Edgar Award-winning editor Otto Penzler collects sixty of his all-time favorite holiday crime stories — many of which are difficult or nearly impossible to find anywhere else. From classic Victorian tales by Arthur Conan Doyle, Robert Louis Stevenson, and Thomas Hardy, to contemporary stories by Sara Paretsky and Ed McBain, this collection touches on all aspects of the holiday season, and all types of mysteries. They are suspenseful, funny, frightening, and poignant.

Included are puzzles by Mary Higgins Clark, Isaac Asimov, and Ngaio Marsh; uncanny tales in the tradition of A Christmas Carol by Peter Lovesey and Max Allan Collins; O. Henry-like stories by Stanley Ellin and Joseph Shearing, stories by pulp icons John D. MacDonald and Damon Runyon; comic gems from Donald E. Westlake and John Mortimer; and many, many more.

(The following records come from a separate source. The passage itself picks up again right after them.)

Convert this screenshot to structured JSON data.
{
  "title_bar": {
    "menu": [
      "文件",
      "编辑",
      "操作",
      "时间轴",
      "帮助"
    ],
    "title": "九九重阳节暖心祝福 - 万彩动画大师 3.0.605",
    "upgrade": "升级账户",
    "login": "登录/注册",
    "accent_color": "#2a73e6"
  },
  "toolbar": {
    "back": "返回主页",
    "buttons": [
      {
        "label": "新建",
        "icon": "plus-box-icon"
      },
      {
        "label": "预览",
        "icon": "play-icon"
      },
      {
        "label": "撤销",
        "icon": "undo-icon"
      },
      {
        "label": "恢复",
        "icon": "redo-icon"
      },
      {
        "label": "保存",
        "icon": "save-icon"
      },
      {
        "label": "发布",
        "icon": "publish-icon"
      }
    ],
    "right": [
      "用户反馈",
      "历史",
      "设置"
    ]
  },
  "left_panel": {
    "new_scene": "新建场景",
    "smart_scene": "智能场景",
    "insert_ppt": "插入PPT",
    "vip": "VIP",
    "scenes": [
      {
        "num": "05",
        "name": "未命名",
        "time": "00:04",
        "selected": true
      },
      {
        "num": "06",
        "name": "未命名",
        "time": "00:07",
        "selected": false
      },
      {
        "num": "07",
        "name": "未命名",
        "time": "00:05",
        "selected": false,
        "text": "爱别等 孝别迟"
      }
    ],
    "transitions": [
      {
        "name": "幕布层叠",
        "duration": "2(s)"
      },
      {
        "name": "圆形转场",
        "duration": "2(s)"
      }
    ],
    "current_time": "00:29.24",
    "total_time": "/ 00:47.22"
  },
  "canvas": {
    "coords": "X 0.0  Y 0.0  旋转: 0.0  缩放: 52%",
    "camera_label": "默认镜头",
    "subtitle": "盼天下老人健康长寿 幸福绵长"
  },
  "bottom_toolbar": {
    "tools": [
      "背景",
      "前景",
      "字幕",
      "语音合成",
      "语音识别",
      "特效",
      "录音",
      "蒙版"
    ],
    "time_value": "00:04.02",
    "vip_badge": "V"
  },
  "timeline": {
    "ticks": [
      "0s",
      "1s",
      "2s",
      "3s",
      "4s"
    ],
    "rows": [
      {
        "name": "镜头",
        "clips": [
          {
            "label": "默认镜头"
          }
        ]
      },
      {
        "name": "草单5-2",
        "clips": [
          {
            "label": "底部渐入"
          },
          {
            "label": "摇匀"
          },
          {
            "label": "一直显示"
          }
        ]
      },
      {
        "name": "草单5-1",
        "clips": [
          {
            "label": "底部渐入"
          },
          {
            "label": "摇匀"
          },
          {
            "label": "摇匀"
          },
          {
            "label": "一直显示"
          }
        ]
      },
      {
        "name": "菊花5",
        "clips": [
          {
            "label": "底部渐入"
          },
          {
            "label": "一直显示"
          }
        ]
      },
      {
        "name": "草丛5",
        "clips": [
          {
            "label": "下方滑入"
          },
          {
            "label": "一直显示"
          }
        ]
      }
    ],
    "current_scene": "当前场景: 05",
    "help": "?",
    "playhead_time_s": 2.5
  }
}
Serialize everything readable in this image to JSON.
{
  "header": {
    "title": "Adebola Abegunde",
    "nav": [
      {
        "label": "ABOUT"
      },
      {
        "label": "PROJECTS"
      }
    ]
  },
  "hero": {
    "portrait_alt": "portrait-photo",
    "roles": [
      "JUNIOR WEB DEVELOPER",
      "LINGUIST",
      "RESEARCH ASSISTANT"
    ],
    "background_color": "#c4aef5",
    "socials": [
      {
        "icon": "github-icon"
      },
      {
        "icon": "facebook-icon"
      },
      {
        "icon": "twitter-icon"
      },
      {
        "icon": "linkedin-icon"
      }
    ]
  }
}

Almost any kind of mystery you’re in the mood for — suspense, pure detection, humor, cozy, private eye, or police procedural — can be found in these pages.

FEATURING:

— Unscrupulous Santas

— Crimes of Christmases Past and Present

— Festive felonies

— Deadly puddings

— Misdemeanors under the mistletoe

— Christmas cases for classic characters including Sherlock Holmes, Brother Cadfael, Miss Marple, Hercule Poirot, Ellery Queen, Rumpole of the Bailey, Inspector Morse, Inspector Ghote, A.J. Raffles, and Nero Wolfe.